Every time February rolls around, so does preschool enrollment. Last year was my daughter’s first year. She was in the two-year-old class and one of the youngest in there.
That first September was awful. I think my sweet girl had a fever for a month straight. If there wasn’t one viral disease being passed around, there was another. Home with me her entire life, her tiny body didn’t have much immunity built up, so she fell prey to all the germs shared back-and-forth among the tinker toys and sandboxes.
Every time I’d drop her off, she’d cling to my leg and sob, with all the parents and other children gathered around us like we were a five-headed circus spectacle. My son was barely four months, and he’d be cocooned in his stroller, oblivious to our charade.
Then, around November, something shifted. She’d still give me puppy dog eyes every day before heading to her cubby, but there were no more tears. She was making new friends and before I knew it, she was hardly giving me a second look before toddling into class, her arms in the air yelling “Mary!” “Callie!”
That autumn was her first real experience of being without me. I’m not saying I sat in her room and played Taylor Swift’s “Never Grow Up” while looking at her baby pictures, but I’m not saying I didn’t either.
Truth be told, it was a major season of change for the both of us, and getting past that initial hurdle was tough. But she went to Chuck E. Cheese four times last year for her friends’ birthday parties. She swam at the pool this summer with her buddies. All of them came to her birthday party in June, then ran through sprinklers in our backyard. For the first time in her tiny life, she had companions other than her family members, and it was really beautiful to see.
She was only going to school two days a week last year, so when this past February came, I opted to bump that up just slightly, signing her up for three days a week. She’d go on Mondays, Wednesdays, and Fridays as a three-year-old, then I’d put her in for the whole week once she turned four, to get her ready for kindergarten. Makes total sense, right?

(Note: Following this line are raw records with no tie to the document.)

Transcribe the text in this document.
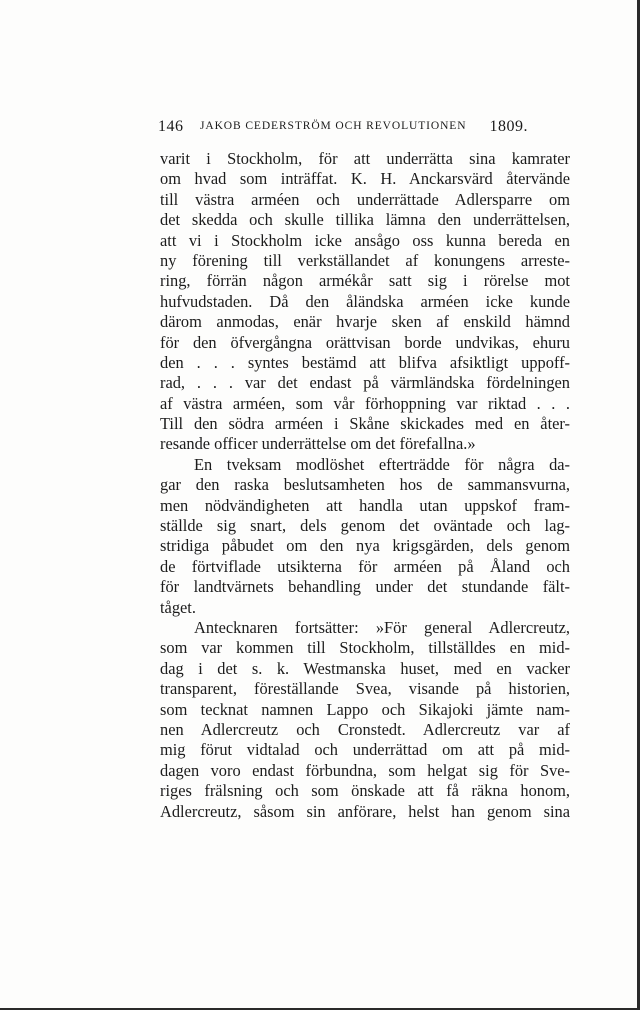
146 JAKOB CEDERSTRÖM OCH REVOLUTIONEN 1809.
varit i Stockholm, för att underrätta sina kamrater
om hvad som inträffat. K. H. Anckarsvärd återvände
till västra arméen och underrättade Adlersparre om
det skedda och skulle tillika lämna den underrättelsen,
att vi i Stockholm icke ansågo oss kunna bereda en
ny förening till verkställandet af konungens arreste-
ring, förrän någon armékår satt sig i rörelse mot
hufvudstaden. Då den åländska arméen icke kunde
därom anmodas, enär hvarje sken af enskild hämnd
för den öfvergångna orättvisan borde undvikas, ehuru
den . . . syntes bestämd att blifva afsiktligt uppoff-
rad, . . . var det endast på värmländska fördelningen
af västra arméen, som vår förhoppning var riktad . . .
Till den södra arméen i Skåne skickades med en åter-
resande officer underrättelse om det förefallna.»
En tveksam modlöshet efterträdde för några da-
gar den raska beslutsamheten hos de sammansvurna,
men nödvändigheten att handla utan uppskof fram-
ställde sig snart, dels genom det oväntade och lag-
stridiga påbudet om den nya krigsgärden, dels genom
de förtviflade utsikterna för arméen på Åland och
för landtvärnets behandling under det stundande fält-
tåget.
Antecknaren fortsätter: »För general Adlercreutz,
som var kommen till Stockholm, tillställdes en mid-
dag i det s. k. Westmanska huset, med en vacker
transparent, föreställande Svea, visande på historien,
som tecknat namnen Lappo och Sikajoki jämte nam-
nen Adlercreutz och Cronstedt. Adlercreutz var af
mig förut vidtalad och underrättad om att på mid-
dagen voro endast förbundna, som helgat sig för Sve-
riges frälsning och som önskade att få räkna honom,
Adlercreutz, såsom sin anförare, helst han genom sina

In my head, it did, so I filled in the paperwork and turned it into the preschool director the very next day. I wanted to secure her spot!
Turns out, making sure she was on the list wasn’t my only problem. I hadn’t consulted with the other moms about their children’s schedules for next year. They’d all decided to put their kids in for the full week, meaning June was the only one from her class who was only going for three days.
Literally, she was the only one out of 15 who wouldn’t be in the full-week class. Instead, she was placed in a much smaller class of 10 children on the same schedule as her. She didn’t know a single soul.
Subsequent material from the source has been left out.